The Dunbar Village housing project is one of many across the country that are inhabited by an overwhelmingly poor population. Crimes like these — while often not this sadistic — are not uncommon. Its inception dates back to 1940 when it was established as a neighborhood for Black people (who had virtually no other options thanks to racial segregation). Currently, it’s only around the corner from beachfront property owned by billionaires.
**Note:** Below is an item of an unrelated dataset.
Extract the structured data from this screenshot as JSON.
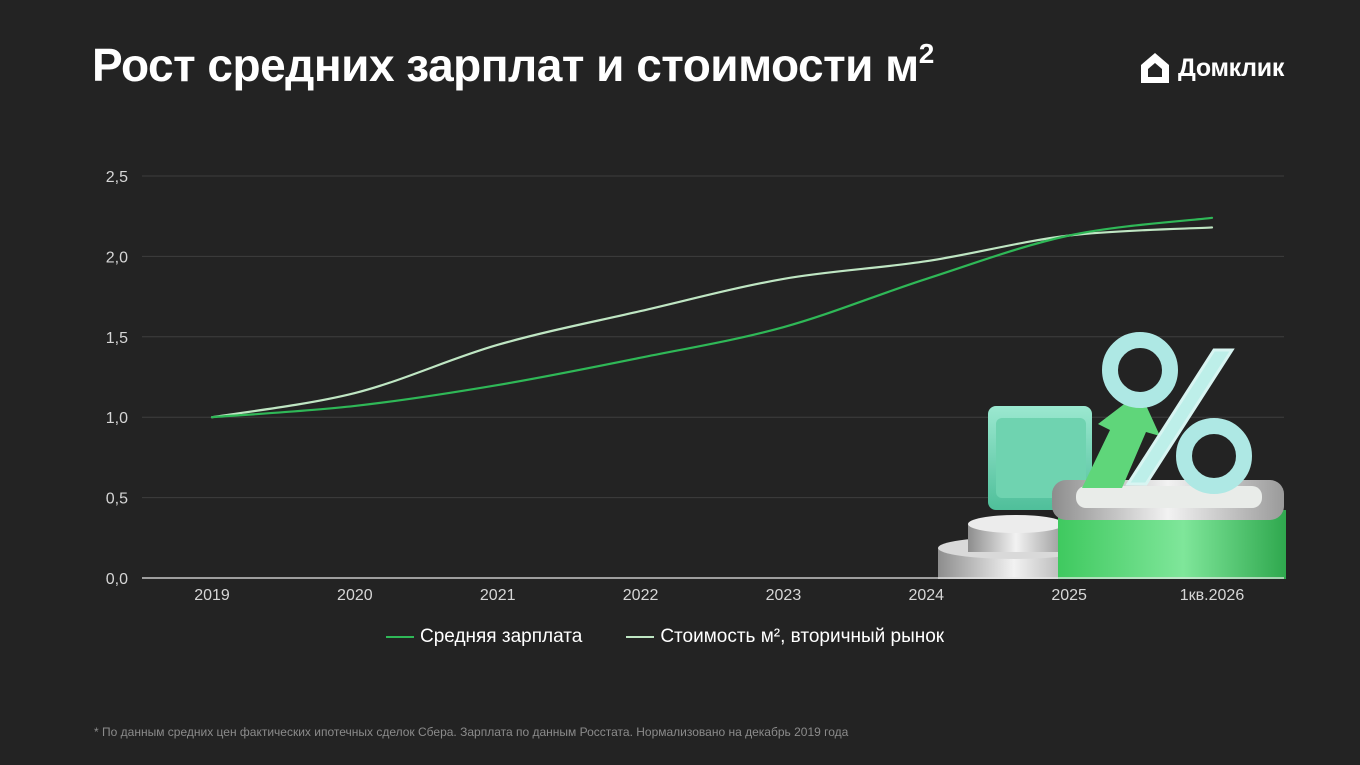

While this case got little coverage outside of the West Beach area, it briefly got a boost when Al Sharpton and the NAACP got involved. However, instead of rallying around the women and her son, they instead advocated on behalf of the perpetrators, who they believed were subjected to unfair treatment because they are Black. This is not a completely absurd claim as five White teenagers in the Boca Raton area were released on bail after being accused of sexually assaulting two White girls. Still, this action infuriated Black feminists who believed that their focus on protecting Black men was so strong that they were willing to handwave the victimization of Black women. This incident sparked the creation (and spread) of an open letter addressed to both Sharpton and the NAACP. After the letter gained a significant amount of traction, Sharpton and the NAACP withdrew support from the accused. To this day, only four of the teenagers involved in the atrocity have been charged, tried, and sentenced.

This piece of history highlights the importance of acknowledging intersecting identities when choosing which causes an activist group should support. Namely, if advocating for a cause propagates the oppression of a large portion of individuals within that group, it’s not worth fighting for.